Senator PEARCE (Western AustraliaMinister of Defence) . - Obviously the Government cannot accept this amendment. If it were carried it would practically mean that the Commonwealth would say to the States of South Australia and Western Australia, " We are in favour of the construction of the railway; but build it yourselves." Senator Walker estimates that the land which his amendment would require the States to give the Commonwealth would be worth £4,000,000.


Senator Walker - The prospective value might be that.


Senator PEARCE - That would simply mean that the Commonwealth would say to the States, " We will advance you £4,000,000 on the security of the land over which the railway will be constructed." If that be the proposal, why take up the time of Parliament with such a Bill as this? Why not say to the States, "We will lend you ,£4,000,000, and take that land as security." That may be Senator Walker's idea of how the Commonwealth should build a line, but it is a peculiar one. It is more like the States building a railway, the Commonwealth merely acting the part of " uncle."


Senator Walker - The prospective value is a long way off.


Senator PEARCE - I cannot accept such an amendment. It is altogether opposed to the idea of the Commonwealth constructing the line. Either the Commonwealth is prepared to build this railway or it is not. If it is prepared to do so, it should pay for the work. If it is not prepared to pay for the railway it ought not to construct it. If the principle which Senator Stewart enunciated ought to be followed in this instance, it ought also to be followed in connexion with every Commonwealth work. Does Senator Walker want the railway from the Federal Capital to the port at Jervis Bay to be constructed on tie same principle?


Senator Walker - If you like.


Senator PEARCE - What is to be the position of the Commonwealth with regard to the land acquired? Are we to have sovereign rights over it?
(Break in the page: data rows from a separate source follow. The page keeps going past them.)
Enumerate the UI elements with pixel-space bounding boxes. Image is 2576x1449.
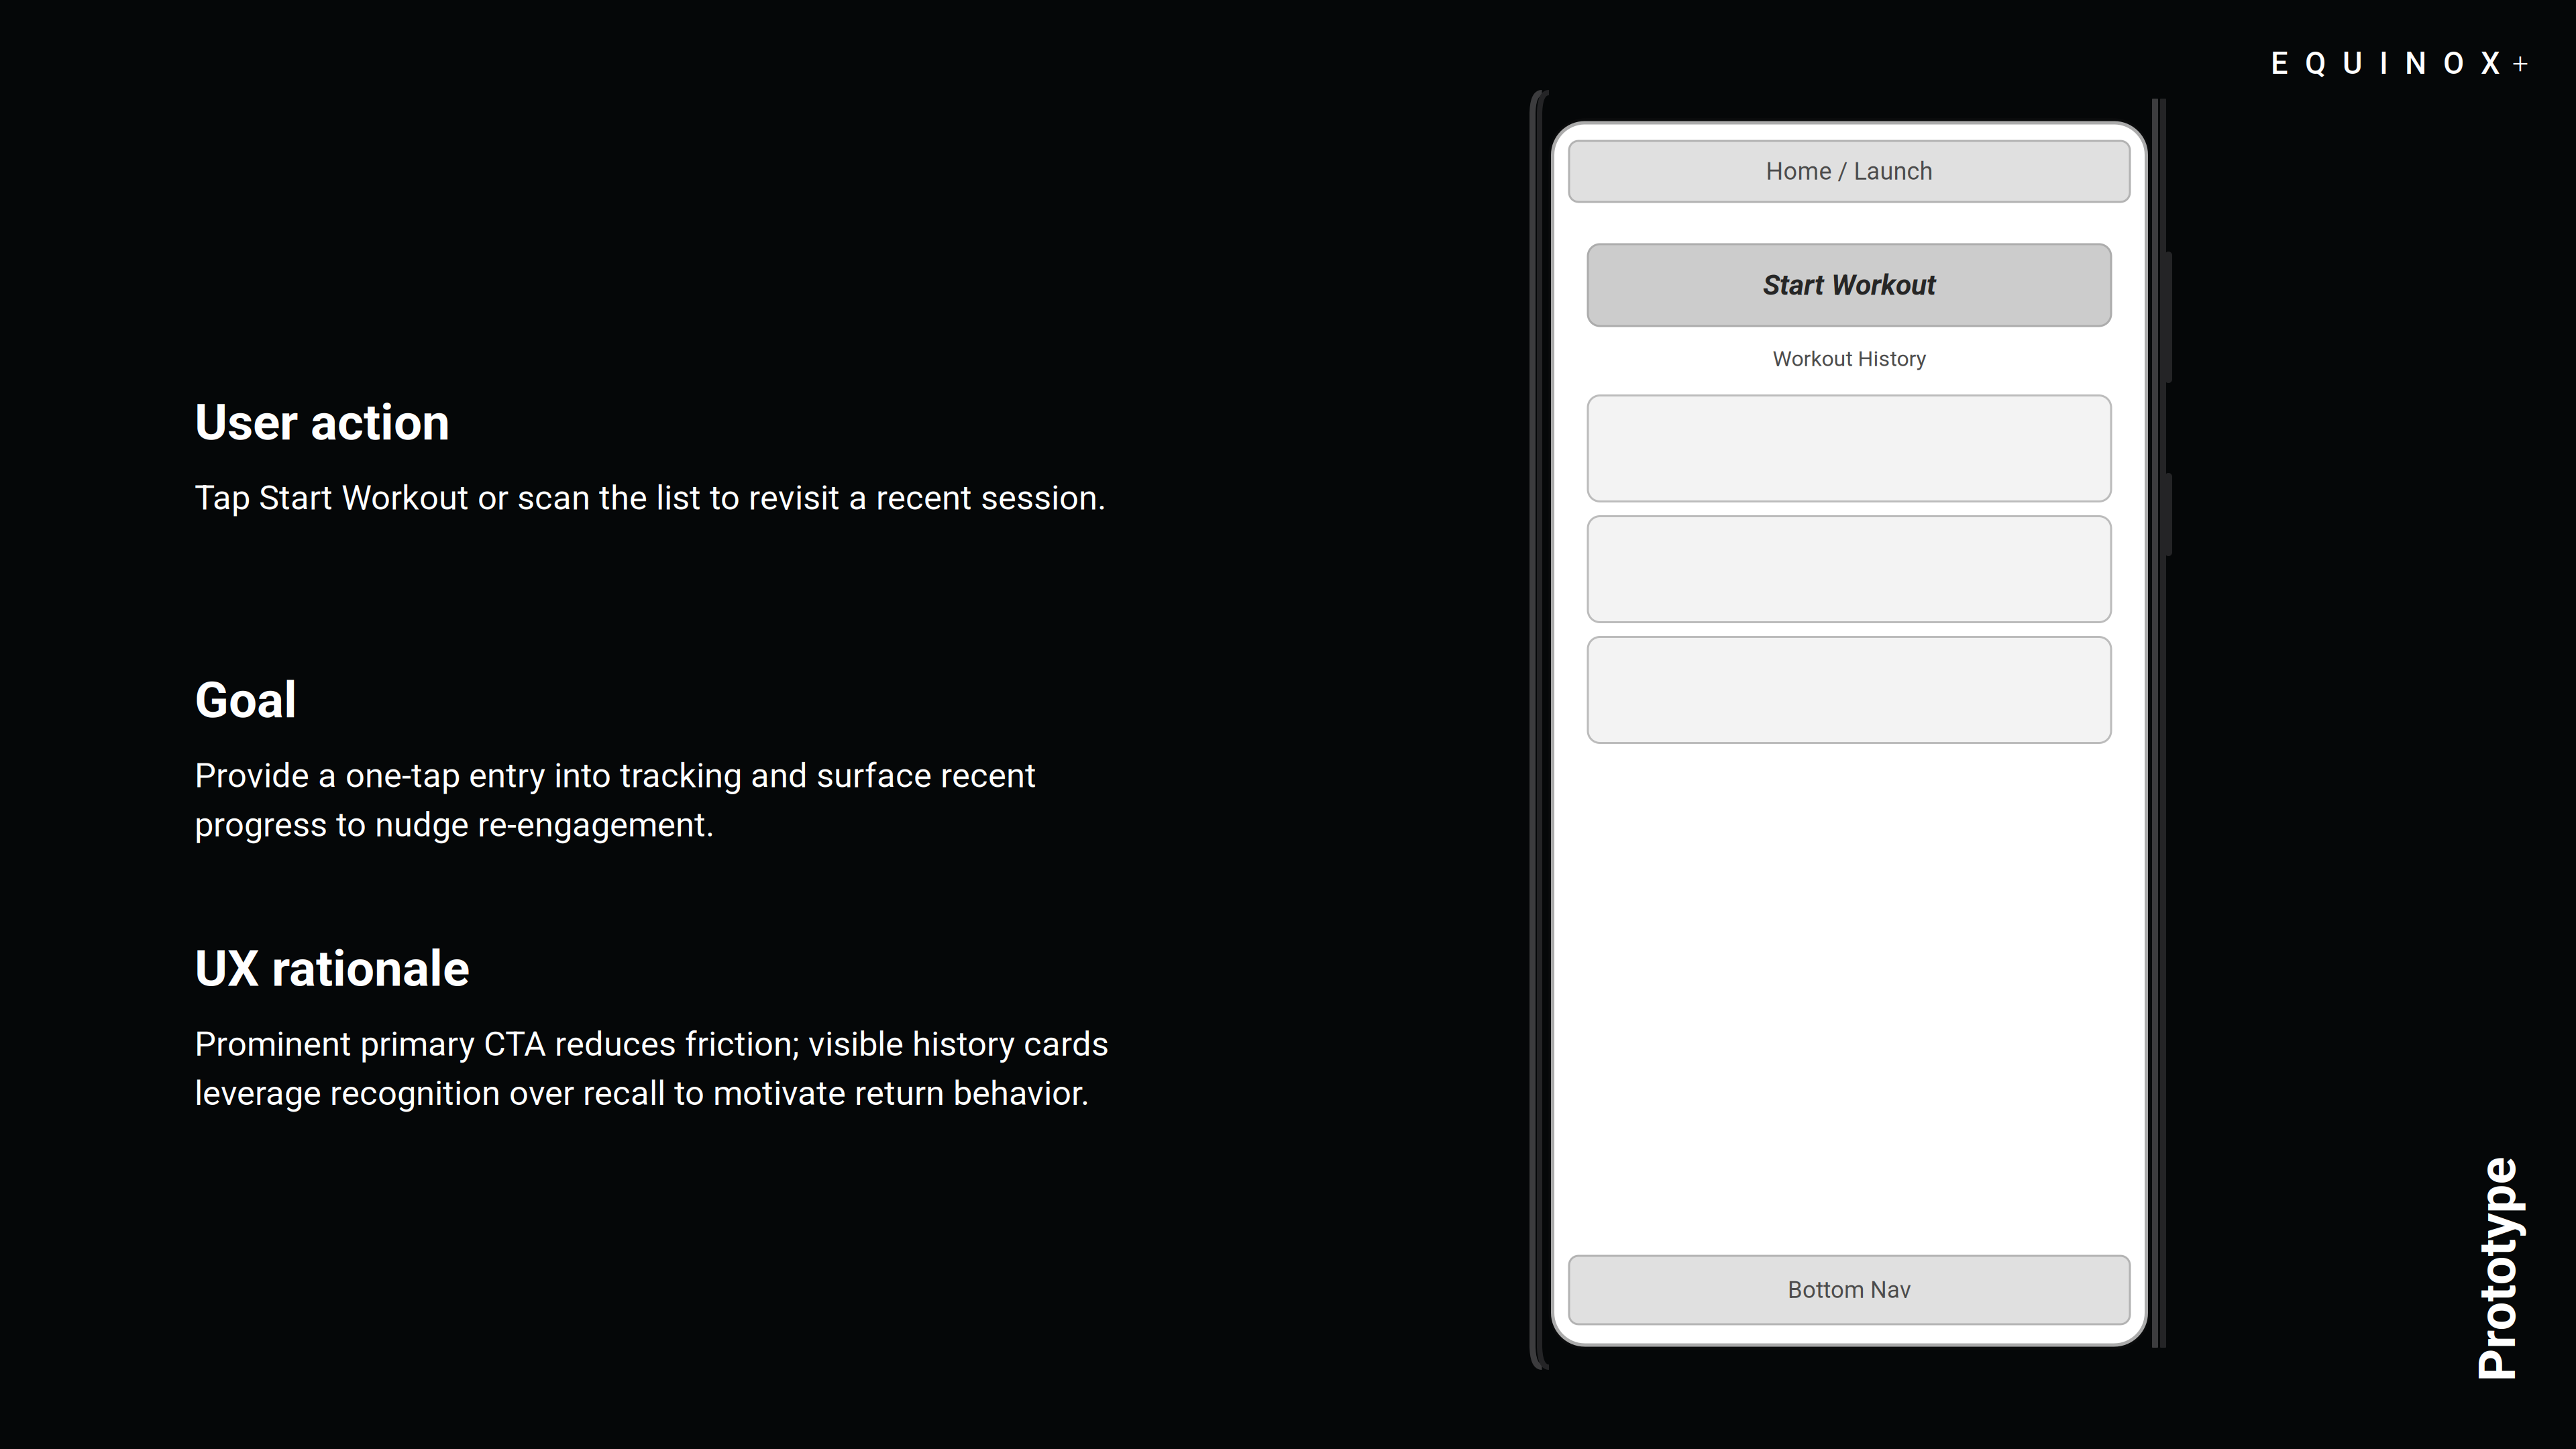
staticText: Prominent primary CTA reduces friction; … bbox=[195, 1024, 1109, 1064]
staticText: EQUINOX bbox=[2271, 46, 2500, 81]
staticText: Tap Start Workout or scan the list to re… bbox=[195, 478, 1106, 518]
staticText: + bbox=[2512, 47, 2528, 80]
button[interactable]: Home / Launch bbox=[1569, 141, 2130, 202]
button[interactable]: Start Workout bbox=[1588, 244, 2111, 326]
button[interactable]: Recent workout session bbox=[1588, 637, 2111, 743]
staticText: Home / Launch bbox=[1766, 157, 1933, 186]
button[interactable]: EQUINOX bbox=[2271, 46, 2528, 81]
staticText: Goal bbox=[195, 671, 297, 729]
staticText: Provide a one-tap entry into tracking an… bbox=[195, 756, 1036, 795]
button[interactable]: Recent workout session bbox=[1588, 395, 2111, 501]
staticText: progress to nudge re-engagement. bbox=[195, 805, 714, 845]
staticText: Bottom Nav bbox=[1788, 1276, 1911, 1304]
staticText: User action bbox=[195, 393, 450, 452]
staticText: leverage recognition over recall to moti… bbox=[195, 1073, 1089, 1113]
staticText: Workout History bbox=[1773, 346, 1926, 371]
staticText: Start Workout bbox=[1763, 268, 1936, 302]
staticText: UX rationale bbox=[195, 939, 470, 998]
staticText: Prototype bbox=[2385, 1239, 2576, 1299]
button[interactable]: Recent workout session bbox=[1588, 516, 2111, 622]
button[interactable]: Bottom Nav bbox=[1569, 1256, 2130, 1324]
Senator Walker - The Commonwealth will be like a private land-owner.


Senator PEARCE - We shall simply be land-holders within a State. Is that advisable? If the Commonwealth is going in for wholesale absorption of State lands, it is quite a new policy. In that event it ought to hold the lands in the same way as it holds the Northern Territory and the Federal Capital. Commonwealth law should be supreme there.


Senator Walker - We merely want to recoup ourselves in time.


Senator PEARCE - This is a Bill for building a Commonwealth railway over State areas. It is not a proposal for acquiring State lands. I think that when honorable senators consider these facts, they will see that what we are doing is different from the action of a Government which constructs a railway which adds value to private land. The Commonwealth is in a different position towards the States from that of States towards private individuals. The Committee would be very illadvised if it acted towards any State as a State may be justified in acting towards private persons.